I'm just not sure that I draw the conclusion that I take to be implicit that monetary institutions should operate solely by swapping base money for other assets. Particularly as interest rates approach zero I question if such asset swaps are the most efficient way of managing aggregate demand. There is a worry that when the monetary authorities have to buy riskier assets in order to affect the real economy they will start to mess with people's assessment of risk and there will be a potential (if markets are not optimally efficient) to drive asset-price bubbles.

For this reason I think a rules-based aggregate-demand management policy needs to include a combination of "monetary policy" (assets swaps and expectations settings) and "fiscal policy" (adjusting the size of the deficit via rules-based adjustment to , for example, income and sales -taxes).
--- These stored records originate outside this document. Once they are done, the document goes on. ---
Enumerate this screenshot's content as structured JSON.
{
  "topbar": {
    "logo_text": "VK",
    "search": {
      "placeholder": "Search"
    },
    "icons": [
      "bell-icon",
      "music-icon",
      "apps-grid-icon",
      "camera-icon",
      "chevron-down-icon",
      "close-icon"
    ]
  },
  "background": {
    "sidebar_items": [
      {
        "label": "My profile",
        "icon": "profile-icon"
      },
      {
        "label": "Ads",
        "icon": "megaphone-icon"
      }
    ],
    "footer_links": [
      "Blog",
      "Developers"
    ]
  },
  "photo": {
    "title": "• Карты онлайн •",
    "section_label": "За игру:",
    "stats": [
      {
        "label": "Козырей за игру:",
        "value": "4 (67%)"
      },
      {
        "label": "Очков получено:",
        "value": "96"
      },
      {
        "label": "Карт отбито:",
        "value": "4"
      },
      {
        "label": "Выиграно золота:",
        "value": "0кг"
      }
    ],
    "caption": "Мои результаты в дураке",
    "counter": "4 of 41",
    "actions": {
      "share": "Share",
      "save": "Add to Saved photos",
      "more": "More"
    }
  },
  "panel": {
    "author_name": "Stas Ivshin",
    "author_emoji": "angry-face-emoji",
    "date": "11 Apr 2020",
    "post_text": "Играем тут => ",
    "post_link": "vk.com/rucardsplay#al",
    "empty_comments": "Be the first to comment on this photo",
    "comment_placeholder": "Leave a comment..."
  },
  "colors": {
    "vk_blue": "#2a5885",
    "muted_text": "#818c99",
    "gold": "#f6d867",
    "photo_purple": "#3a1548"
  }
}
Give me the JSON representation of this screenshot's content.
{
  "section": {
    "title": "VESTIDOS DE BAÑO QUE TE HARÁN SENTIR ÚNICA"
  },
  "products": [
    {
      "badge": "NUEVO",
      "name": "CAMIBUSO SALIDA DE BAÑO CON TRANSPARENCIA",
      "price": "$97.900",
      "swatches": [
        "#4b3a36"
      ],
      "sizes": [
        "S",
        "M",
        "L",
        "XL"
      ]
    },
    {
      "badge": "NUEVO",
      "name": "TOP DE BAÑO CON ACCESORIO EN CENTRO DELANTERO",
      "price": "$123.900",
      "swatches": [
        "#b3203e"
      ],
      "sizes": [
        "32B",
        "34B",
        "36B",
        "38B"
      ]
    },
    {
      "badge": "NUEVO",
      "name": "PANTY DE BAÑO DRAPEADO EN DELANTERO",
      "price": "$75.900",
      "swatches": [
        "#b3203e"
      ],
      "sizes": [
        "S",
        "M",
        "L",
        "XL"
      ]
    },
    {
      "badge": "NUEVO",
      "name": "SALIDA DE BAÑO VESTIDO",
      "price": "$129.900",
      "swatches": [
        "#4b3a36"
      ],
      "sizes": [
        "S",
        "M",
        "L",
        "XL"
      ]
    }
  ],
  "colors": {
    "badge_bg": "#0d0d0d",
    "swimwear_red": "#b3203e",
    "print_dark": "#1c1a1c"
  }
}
"Increased political uncertainty would reduce aggregate demand."

Can you spell that out, please? Thanks. :)

What these people mean by "uncertainty" is entirely uncertainty about rents. You might as well be writing about astrology in Sanskrit if you veer off their page and talk about uncertainty in demand.

Glen Tomkins: "You might as well be writing about astrology in Sanskrit"

Sahib knows Jyotisha Vedanga?

Nick,

Agreed fully that increases in uncertainty can be thought of as adverse demand shocks. Brent Bundick and I wrote a paper a couple of years ago to make just that point: http://www.nber.org/papers/w18420

The mechanism in our setup works through precautionary saving: higher uncertainty causes people to save more. This reduction in consumption demand leads to lower output, labor input and even lower investment (that is, an increase in desired saving leads to a reduction in actual saving in our closed-economy model).

It is this desire to save more that causes the natural safe interest rate to decline; you are right that the risk premium will increase. Note that once past the period when output is driven by demand, higher uncertainty will tend to raise rather than lower output! That is, higher uncertainty often raises supply.

Bundick and I considered technological and demand uncertainty, not political uncertainty. But we found that the effects of uncertainty on the economy are much the same regardless of the source of uncertainty. This paper by Jesús Fernández-Villaverde, Pablo Guerrón-Quintana, Keith Kuester and Juan Rubio-Ramírez, who find similar results for fiscal uncertainty, makes me think similar results will hold across a broad range of causes for higher uncertainty: http://www.nber.org/papers/w17317

Cheers,

Susanto Basu

Min,
Sadly, no. But I suspect that Aristophanes is probably more useful in understanding this dispute.

Susanto Basu: "The mechanism in our setup works through precautionary saving: higher uncertainty causes people to save more."

Good point. But does that hold for political uncertainty of the ordinary kind? Do savings rates go up before close elections, for instance?